Dal punto di vista delle banche centrali è chiaro che la valutazione dell’efficacia della politica monetaria deve basarsi soprattutto sull’andamento dell’inflazione “domestica”, in quanto totalmente generata da fattori interni e quindi influenzabili. Quali sono questi fattori? I principali sono tre: salari, produttività del lavoro e profitti.

Un aumento dei salari può incrementare il potere d’acquisto dei lavoratori, aumentando la domanda di beni e servizi. Se l’offerta non riesce a tenere il passo con la domanda crescente, i prezzi possono aumentare, generando inflazione.

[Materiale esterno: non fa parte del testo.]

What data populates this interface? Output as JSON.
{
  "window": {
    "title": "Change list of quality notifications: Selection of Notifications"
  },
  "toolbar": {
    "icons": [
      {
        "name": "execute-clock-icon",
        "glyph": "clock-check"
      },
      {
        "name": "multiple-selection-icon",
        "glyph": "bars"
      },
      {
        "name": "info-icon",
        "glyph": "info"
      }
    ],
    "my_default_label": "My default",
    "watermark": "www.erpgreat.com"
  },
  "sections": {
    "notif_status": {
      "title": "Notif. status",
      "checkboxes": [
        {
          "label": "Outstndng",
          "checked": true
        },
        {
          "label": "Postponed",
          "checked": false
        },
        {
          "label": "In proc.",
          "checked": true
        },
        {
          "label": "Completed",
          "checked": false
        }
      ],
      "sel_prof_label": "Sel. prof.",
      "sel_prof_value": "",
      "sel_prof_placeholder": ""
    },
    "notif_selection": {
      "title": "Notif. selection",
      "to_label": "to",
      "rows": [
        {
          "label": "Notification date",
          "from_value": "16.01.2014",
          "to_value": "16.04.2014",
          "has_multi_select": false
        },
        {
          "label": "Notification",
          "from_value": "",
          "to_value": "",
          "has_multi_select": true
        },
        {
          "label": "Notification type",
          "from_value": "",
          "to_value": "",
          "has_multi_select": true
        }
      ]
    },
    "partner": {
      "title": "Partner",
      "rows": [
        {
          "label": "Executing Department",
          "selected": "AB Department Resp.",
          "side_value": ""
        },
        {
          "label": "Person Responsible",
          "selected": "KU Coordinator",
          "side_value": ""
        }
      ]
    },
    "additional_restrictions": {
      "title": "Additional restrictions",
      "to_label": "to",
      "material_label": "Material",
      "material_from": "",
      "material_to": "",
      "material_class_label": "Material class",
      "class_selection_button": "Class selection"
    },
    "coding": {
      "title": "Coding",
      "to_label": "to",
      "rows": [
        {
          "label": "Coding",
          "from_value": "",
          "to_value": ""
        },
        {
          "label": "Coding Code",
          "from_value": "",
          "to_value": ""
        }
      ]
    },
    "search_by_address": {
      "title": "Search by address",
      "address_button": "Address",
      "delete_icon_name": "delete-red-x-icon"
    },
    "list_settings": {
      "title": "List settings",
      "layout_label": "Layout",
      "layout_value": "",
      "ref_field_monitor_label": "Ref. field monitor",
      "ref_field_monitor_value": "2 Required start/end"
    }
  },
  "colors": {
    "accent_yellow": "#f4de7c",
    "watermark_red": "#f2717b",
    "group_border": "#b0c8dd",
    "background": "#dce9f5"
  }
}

Anche la produttività del lavoro, intesa come numero di unità di prodotto per singolo lavoratore, ha un effetto sull’inflazione. Per la precisione un effetto inverso. Un aumento della produttività significa che più beni e servizi vengono prodotti con lo stesso numero di lavoratori. Il che significa, in altri termini, che un’unità di prodotto costa meno. Questo può aiutare a contenere l’inflazione, poiché l’aumento dell’offerta può bilanciare la domanda crescente e l’aumento dei salari, stabilizzando i prezzi.

Anche i profitti possono influire sul livello dei prezzi al consumo. Questo accade quando a fronte di un aumento dei costi di produzione o ad una diminuzione della produttività, l’impresa sceglie di mantenere stabile il livello di profitti e di conseguenza aumenta i prezzi di vendita, o come si è soliti dire, passa i maggiori costi al consumatore finale.

Questi tre elementi interagiscono tra loro e la loro somma algebrica influenza l’andamento dell’inflazione “domestica”. Per questo motivo le banche centrali monitorano con attenzione l’andamento dei salari e dei profitti e pubblicano regolarmente report sul costo del lavoro, dato nel quale viene evidenziata anche la produttività.